If toilet paper is not a luxury, pads and tampons should not be either.

People have periods for around 38 years of their lives and no control over it. Feminine hygiene products like pads and tampons are a necessity, and yet 40 states tax them as luxury items, according to Upworthy.

A luxury tax is a tax placed on items that have been deemed nonessential or unnecessary. This seems ludicrous. Currently, Tennessee taxes pads and tampons as luxury items.

How could an item so crucial to the life of nearly every female in the world be considered a nonessential item, let alone a luxury? There is no one in the world who would say having a period is a luxury. It is messy, and do you know what the only way is to keep this fact of life from becoming a giant mess? Pads and tampons.

If you walk into any public restroom, odds are the establishment has kindly provided you with toilet paper free of charge. Toilet paper is not considered a luxury but it has a near identical purpose to pads and tampons: cleanliness and hygiene. No one would want to sit in urine or feces just like no one would want to sit in menstrual fluid.

Student Health Services currently provides pads and tampons free of charge to students. This is a step, but more needs to be done.

Brown University in Providence, Rhode Island recently began distributing pads and tampons in every bathroom of their non-residential buildings in order to fight against the “tampon tax.” Those who began the project decided the time for unnecessary taxation on feminine hygiene products needed to come to an end, according to The Washington Post.

Those people took a giant step toward fixing this problem. People who have tried to get the taxes removed have been told the issue is not important. The tax should be considered important when a necessity like pads and tampons are taxed, but a more or less unessential item like condoms may not have been taxed, according to NPR.

This entire debate also brings into question gender bias. Gender bias is the preference of one gender over the other, which implies that in a world where both genders are supposed to be equal, favoritism is shown to the males of society rather than both males and females.
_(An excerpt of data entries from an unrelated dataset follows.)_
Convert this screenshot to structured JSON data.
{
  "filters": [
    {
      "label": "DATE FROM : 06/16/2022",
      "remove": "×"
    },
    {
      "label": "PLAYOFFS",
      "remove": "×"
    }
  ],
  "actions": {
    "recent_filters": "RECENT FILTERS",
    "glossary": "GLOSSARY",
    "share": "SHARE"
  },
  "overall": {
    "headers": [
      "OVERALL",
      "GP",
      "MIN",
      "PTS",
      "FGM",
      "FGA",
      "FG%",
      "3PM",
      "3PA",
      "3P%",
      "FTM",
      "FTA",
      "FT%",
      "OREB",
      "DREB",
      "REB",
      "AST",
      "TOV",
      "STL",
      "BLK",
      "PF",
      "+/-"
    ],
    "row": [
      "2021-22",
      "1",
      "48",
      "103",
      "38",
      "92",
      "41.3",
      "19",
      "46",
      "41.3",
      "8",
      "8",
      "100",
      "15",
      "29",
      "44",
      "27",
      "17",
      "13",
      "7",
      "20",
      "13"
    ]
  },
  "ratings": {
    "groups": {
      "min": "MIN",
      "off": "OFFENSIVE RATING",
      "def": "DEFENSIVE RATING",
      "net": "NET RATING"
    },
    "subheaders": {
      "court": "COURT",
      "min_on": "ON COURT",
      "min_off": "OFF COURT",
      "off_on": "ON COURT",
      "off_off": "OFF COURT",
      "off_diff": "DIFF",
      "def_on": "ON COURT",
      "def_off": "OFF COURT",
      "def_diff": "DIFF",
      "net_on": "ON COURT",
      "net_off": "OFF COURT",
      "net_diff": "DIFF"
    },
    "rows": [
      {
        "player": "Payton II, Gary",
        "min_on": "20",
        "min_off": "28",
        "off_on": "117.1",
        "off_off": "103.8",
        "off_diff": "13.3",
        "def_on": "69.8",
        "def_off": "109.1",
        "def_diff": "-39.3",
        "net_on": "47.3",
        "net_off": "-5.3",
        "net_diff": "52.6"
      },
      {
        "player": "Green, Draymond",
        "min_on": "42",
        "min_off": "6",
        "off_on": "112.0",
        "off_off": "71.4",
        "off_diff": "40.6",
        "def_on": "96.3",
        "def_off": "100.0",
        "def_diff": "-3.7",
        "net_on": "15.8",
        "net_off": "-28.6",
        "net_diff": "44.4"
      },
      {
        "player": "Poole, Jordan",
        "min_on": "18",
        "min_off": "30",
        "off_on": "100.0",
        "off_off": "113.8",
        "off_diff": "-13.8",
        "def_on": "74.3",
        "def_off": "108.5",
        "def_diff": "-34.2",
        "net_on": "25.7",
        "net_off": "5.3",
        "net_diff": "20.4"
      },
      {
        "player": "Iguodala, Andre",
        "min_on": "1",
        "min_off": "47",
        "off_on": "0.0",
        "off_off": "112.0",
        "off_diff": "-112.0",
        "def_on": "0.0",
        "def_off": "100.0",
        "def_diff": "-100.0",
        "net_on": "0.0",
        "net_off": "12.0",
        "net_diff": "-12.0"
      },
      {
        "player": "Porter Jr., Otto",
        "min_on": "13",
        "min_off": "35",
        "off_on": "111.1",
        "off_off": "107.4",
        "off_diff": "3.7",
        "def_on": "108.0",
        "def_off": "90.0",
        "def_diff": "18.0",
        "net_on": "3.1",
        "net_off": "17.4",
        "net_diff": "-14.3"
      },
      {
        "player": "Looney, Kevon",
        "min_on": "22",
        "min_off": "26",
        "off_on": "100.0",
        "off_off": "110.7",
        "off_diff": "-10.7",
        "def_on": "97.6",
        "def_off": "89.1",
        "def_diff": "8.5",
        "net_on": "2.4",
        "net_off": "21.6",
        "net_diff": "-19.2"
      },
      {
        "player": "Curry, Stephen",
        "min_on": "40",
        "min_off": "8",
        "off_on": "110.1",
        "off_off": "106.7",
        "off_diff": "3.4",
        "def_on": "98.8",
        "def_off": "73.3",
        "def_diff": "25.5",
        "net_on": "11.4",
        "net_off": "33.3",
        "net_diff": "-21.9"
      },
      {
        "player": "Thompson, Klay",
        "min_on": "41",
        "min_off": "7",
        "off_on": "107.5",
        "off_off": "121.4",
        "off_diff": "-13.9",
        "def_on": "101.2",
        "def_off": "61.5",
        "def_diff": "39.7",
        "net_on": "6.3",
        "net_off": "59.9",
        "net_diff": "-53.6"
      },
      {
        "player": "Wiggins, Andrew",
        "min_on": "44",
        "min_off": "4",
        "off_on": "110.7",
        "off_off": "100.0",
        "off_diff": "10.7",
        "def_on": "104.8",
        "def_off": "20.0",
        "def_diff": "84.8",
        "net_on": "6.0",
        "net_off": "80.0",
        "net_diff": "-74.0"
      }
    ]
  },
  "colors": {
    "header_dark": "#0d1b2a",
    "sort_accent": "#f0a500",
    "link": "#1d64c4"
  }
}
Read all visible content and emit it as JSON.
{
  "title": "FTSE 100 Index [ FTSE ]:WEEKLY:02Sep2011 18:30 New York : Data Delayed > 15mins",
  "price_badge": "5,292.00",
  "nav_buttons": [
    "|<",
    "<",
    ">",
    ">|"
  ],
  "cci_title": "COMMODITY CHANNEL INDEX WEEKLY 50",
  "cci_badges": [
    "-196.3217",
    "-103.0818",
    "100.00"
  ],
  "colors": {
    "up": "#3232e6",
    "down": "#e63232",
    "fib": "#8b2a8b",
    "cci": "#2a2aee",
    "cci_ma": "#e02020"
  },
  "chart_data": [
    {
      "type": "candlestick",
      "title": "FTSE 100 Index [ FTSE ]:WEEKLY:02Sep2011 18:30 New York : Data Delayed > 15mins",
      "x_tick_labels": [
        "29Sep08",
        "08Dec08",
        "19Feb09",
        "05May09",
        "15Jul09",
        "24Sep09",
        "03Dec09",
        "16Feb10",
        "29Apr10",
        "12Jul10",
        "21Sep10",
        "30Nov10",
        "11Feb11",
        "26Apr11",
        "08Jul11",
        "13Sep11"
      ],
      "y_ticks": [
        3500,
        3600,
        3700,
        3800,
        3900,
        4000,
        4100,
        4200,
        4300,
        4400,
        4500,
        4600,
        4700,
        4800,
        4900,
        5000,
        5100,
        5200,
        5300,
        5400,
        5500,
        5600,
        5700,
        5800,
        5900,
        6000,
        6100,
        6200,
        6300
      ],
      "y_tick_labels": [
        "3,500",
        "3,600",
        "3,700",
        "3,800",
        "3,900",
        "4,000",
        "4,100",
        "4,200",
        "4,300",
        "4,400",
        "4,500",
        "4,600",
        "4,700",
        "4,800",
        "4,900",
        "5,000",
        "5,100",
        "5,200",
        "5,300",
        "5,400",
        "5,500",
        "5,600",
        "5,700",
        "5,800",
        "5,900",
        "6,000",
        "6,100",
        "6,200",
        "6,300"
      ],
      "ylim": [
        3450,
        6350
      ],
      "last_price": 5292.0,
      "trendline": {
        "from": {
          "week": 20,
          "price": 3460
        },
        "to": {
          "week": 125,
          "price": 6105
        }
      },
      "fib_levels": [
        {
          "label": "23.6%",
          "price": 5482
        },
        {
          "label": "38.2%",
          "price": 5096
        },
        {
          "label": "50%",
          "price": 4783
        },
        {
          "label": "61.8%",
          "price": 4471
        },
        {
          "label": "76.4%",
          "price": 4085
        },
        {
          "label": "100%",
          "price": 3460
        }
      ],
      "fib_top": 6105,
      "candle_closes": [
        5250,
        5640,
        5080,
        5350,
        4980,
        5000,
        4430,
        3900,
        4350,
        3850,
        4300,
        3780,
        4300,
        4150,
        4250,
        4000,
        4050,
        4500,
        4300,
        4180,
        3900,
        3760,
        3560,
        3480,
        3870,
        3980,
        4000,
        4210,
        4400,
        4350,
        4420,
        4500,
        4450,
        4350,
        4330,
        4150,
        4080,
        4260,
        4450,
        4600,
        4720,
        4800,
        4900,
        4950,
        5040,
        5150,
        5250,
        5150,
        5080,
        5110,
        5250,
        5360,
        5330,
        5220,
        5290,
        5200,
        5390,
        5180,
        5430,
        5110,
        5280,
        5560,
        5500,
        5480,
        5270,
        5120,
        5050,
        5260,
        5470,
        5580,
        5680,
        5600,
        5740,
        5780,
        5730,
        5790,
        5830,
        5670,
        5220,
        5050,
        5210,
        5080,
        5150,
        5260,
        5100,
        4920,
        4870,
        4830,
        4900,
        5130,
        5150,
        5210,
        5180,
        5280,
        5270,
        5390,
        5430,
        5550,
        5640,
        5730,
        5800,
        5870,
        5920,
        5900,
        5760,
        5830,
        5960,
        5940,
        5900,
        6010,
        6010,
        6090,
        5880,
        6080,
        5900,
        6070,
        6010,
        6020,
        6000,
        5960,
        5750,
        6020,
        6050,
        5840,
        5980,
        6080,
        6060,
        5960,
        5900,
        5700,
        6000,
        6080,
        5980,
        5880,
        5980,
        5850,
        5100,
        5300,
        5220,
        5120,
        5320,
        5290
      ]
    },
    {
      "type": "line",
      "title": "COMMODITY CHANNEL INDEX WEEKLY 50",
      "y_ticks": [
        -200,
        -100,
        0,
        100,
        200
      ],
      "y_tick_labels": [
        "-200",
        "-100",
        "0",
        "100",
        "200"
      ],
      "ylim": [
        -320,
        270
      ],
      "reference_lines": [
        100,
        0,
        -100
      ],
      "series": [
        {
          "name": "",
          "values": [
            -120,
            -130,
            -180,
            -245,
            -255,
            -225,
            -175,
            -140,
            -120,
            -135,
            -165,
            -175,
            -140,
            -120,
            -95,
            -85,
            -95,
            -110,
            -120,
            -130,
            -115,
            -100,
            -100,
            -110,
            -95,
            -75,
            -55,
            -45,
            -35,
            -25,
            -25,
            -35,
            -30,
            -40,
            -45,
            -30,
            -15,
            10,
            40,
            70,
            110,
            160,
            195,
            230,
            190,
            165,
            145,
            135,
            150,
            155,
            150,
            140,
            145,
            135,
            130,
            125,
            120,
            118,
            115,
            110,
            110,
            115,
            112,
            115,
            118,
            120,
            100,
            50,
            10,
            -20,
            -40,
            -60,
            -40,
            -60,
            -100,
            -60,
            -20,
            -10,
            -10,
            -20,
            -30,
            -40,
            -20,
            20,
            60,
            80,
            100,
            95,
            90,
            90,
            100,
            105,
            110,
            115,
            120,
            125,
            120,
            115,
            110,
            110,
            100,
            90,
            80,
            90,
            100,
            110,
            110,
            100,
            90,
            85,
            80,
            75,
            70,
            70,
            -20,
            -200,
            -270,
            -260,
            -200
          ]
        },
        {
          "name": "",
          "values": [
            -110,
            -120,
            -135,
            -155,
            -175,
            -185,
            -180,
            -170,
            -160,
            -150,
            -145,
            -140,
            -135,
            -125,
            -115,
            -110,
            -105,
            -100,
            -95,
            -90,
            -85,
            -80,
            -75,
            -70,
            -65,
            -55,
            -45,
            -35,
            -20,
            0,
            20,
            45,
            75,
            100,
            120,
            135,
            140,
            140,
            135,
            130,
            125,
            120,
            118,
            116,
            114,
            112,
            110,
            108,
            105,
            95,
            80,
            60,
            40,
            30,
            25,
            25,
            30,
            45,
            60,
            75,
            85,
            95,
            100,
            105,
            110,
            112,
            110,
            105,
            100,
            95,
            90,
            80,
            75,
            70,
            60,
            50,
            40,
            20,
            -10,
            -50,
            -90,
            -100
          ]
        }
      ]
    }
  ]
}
Pads and tampons are completely necessary. No one who menstruates can go without them, because every 21 to 35 days, the uterus sheds its lining and causes immense pain and bloodshed for two to seven days. The items should not be taxed. More schools and universities should follow in Brown University’s footsteps and offer free pads and tampons.

Most people have to constantly worry about whether or not they remembered to put a pad or tampon in their purse or backpack. Also, due to the luxury tax in Tennessee, a box of them can cost anywhere from $4 to $10.

How great would it be if any time someone at APSU had a period emergency, they could go to a bathroom on campus to find pads or tampons available? It would save the day and the clothes. Buildings like Sundquist, Harned and the Morgan University Center that are constantly busy would be great places to have stocked bathrooms. In fact, any building on campus would be beneficial to students if stocked.

Stocking up on pads and tampons would be extremely beneficial to students on campus and it makes sense for a campus with thousands of students to offer this.

If APSU provided free or fairly inexpensive pads in nonresidential buildings, it would save the students on campus money that could go toward food or books.

A pack of 24 rolls of toilet paper can cost only $6 and last for months, while a box of 20 pads costs just as much and may only last through one or two periods. Yes, pads are different; they are thicker and more absorbent, so it makes sense they would be a little more expensive than some other necessities, but the current prices are ridiculously high for something that does not last very long.

Most people will spend around $1,773 or more in their lifetime, about $60 a year, in order to pay for something that she cannot live in society without, according to Huffington Post. That is not even considering all kinds of other expenses, including birth control or new underwear, that can add up to around $18,000, according to Huffington Post. Something as essential as pads and tampons should not have an additional tax added to them and more people need to realize how ridiculous this tax is.